Japan joins the competitive devaluation game
The results of Japan's late December 2012 elections continue to reverberate globally. The new Liberal Democratic Party (LDP) government under Prime Minister Shinzo Abe is working on a new debtfinanced infrastructure spending program. Abe has placed pressure on the Bank of Japan to adopt a more expansionary monetary policy. While the bank yielded to the government on a 2% inflation target, it has defied the government on "quantitative easing," deferring an expansion of asset purchases until 2014. Thus far, "Abenomics" have produced a significant depreciation of the yen and have boosted the Japanese equity market. The new policies likely also have contributed to rising global stock markets. The Japanese yen had been a relatively strong currency, especially since the euro zone debt crisis. However, with the yen depreciating, the risk of competitive currency depreciation, or "currency wars," is rising. China is watching Japan warily, not just because of the competitive impacts of yen depreciation, but because Abe is likely to take a more nationalist stance over disputed islets in the East China Sea. The new Chinese Politburo Standing Committee under Xi Jinping is beginning to formulate economic policies. In the meantime, the Chinese stock market has been recovering, as have a number of Chinese economic indicators. With the risks of a "hard landing" subsided, China is aiming now for more sustainable growth of 7–8%.

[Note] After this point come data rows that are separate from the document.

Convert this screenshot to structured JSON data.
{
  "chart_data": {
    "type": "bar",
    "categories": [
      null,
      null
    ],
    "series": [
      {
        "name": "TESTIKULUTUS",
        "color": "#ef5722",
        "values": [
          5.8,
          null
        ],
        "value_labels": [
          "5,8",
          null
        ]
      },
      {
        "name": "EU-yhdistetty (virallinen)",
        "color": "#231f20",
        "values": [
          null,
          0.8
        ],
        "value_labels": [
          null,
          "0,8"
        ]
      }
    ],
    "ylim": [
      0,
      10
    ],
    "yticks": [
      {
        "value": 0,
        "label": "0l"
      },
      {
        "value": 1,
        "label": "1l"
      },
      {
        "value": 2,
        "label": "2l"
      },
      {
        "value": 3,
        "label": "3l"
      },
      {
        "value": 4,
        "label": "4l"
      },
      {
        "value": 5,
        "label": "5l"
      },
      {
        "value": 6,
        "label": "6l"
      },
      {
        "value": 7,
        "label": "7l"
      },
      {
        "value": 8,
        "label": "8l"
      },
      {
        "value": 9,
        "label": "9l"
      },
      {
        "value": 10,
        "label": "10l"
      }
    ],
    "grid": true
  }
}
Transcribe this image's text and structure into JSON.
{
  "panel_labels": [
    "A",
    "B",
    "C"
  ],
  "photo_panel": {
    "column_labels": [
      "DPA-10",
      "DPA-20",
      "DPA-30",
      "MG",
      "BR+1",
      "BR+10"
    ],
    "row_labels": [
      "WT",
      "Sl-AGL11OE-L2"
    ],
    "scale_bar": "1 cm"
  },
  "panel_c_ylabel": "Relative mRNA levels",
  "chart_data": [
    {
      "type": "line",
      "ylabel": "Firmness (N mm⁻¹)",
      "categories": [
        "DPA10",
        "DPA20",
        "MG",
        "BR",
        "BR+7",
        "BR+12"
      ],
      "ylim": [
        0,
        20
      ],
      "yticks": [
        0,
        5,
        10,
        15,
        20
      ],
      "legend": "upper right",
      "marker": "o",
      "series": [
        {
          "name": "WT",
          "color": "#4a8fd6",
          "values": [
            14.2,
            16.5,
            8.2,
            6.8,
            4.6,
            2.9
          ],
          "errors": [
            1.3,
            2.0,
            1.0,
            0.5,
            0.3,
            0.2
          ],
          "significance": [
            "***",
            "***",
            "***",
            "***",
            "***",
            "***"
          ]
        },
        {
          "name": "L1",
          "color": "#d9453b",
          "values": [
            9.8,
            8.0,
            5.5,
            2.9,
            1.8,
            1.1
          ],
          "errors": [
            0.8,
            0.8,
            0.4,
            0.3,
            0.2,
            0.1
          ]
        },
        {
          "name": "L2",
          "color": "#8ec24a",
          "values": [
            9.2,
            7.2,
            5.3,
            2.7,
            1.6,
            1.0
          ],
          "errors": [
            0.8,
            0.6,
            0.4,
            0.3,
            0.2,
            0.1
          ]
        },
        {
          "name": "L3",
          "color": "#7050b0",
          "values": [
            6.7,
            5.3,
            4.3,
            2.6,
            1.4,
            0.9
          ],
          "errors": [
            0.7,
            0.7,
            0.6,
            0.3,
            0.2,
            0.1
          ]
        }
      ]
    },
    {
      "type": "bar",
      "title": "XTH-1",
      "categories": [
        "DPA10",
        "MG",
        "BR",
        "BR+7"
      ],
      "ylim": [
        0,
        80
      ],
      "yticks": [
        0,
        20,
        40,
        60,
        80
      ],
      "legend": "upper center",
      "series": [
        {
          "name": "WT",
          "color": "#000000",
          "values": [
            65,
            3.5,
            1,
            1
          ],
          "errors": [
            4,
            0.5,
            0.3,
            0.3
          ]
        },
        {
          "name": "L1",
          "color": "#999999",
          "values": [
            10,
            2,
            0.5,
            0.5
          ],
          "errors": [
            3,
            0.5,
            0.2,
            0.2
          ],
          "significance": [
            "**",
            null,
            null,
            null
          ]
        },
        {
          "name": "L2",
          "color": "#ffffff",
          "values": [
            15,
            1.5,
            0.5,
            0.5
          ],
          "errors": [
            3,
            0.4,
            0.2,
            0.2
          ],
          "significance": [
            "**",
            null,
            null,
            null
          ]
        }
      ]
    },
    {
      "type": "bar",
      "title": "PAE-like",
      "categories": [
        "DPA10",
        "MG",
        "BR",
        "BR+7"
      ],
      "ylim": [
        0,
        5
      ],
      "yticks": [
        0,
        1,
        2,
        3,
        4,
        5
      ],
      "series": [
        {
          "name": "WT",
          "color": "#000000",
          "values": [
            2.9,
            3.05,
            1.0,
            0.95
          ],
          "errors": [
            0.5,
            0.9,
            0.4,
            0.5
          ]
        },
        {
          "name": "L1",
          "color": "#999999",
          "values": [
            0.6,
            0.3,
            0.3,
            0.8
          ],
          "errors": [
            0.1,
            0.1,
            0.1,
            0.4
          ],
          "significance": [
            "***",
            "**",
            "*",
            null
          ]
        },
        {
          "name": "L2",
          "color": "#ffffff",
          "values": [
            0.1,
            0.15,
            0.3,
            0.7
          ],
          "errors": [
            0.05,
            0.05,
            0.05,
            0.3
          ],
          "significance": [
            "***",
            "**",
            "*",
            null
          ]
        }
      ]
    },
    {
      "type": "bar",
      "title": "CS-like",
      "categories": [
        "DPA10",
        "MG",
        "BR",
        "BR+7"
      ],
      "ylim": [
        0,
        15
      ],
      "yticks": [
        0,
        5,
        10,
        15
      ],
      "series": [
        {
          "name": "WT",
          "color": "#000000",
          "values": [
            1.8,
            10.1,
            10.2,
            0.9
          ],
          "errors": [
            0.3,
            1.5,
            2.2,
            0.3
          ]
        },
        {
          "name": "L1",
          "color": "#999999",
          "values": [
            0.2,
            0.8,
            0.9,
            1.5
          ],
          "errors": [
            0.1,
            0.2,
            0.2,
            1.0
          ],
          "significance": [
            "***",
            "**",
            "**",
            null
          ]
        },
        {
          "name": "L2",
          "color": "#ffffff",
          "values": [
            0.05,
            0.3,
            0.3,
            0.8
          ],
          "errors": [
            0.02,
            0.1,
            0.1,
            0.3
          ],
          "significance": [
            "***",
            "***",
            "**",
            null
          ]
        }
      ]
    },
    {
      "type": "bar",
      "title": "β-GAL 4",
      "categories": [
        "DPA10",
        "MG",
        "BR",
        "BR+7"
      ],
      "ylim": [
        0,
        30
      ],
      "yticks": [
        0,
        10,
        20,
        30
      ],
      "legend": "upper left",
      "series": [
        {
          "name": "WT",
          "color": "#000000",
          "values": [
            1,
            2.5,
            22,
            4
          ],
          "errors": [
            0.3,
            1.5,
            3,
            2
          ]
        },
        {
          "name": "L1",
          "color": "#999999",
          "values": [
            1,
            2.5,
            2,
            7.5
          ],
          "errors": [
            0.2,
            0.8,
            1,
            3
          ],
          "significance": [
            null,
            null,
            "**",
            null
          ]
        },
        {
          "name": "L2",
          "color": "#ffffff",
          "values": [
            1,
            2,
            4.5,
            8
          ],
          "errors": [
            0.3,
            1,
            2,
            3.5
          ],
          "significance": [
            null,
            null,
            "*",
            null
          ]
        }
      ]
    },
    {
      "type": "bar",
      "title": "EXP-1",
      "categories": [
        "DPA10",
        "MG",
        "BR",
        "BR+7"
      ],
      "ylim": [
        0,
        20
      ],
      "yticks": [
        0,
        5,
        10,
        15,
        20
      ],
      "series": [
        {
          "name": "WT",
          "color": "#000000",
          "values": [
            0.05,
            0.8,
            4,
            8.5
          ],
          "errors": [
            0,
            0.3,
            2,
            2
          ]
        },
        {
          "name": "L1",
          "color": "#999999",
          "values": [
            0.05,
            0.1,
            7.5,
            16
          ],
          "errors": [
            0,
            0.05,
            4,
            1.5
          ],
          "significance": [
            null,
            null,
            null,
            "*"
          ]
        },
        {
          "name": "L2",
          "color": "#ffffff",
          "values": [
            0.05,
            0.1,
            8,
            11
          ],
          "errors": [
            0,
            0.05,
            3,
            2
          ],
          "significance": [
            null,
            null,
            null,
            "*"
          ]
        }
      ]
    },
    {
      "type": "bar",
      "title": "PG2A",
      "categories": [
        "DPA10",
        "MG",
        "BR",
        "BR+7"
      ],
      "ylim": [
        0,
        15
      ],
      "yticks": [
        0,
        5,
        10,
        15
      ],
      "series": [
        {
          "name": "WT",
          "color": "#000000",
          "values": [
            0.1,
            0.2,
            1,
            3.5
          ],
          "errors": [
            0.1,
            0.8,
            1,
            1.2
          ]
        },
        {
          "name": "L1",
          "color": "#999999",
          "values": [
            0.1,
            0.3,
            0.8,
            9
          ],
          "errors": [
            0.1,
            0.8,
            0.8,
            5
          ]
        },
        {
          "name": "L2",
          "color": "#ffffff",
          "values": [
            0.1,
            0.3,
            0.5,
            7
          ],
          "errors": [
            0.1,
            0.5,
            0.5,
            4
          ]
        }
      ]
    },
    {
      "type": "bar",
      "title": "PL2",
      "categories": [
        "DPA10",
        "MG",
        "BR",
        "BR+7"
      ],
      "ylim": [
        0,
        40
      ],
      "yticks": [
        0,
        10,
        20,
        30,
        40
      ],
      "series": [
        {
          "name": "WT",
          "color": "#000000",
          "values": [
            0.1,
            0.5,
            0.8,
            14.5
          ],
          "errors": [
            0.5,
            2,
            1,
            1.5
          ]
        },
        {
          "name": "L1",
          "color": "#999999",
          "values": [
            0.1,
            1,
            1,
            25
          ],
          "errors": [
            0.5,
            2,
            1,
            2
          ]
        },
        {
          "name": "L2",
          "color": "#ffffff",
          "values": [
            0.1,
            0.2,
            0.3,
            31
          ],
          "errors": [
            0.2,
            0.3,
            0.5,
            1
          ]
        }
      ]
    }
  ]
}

European conditions improved but investors need to remain alert
Since last fall, yields on Spanish and Italian sovereign bonds had been falling, given a pledge of reformcontingent support from the European Central Bank. However, in recent weeks, concern has arisen over political developments in Spain and Italy. First, a prominent Spanish newspaper published accounts of bribery involving Prime Minister Mariano Rajoy's pro-reform political party. Rajoy has denied the charges, but if there is substance to the allegations, Spanish reform efforts could be undermined. Further, chaos in Madrid could embolden Basque and Catalan separatists to announce independence referendums. In Italy, where elections take place on February 24–25, a coalition led by anti-reform former Prime Minister Silvio Berlusconi has gained in the polls and is now a few percentage points behind the leading Democratic Party. It remains likely that the Democratic Party will form the new government, in partnership with a coalition of minor parties assembled to support Mario Monti. We may witness another round of instability in coming weeks. However, we do not expect reforms to be unwound.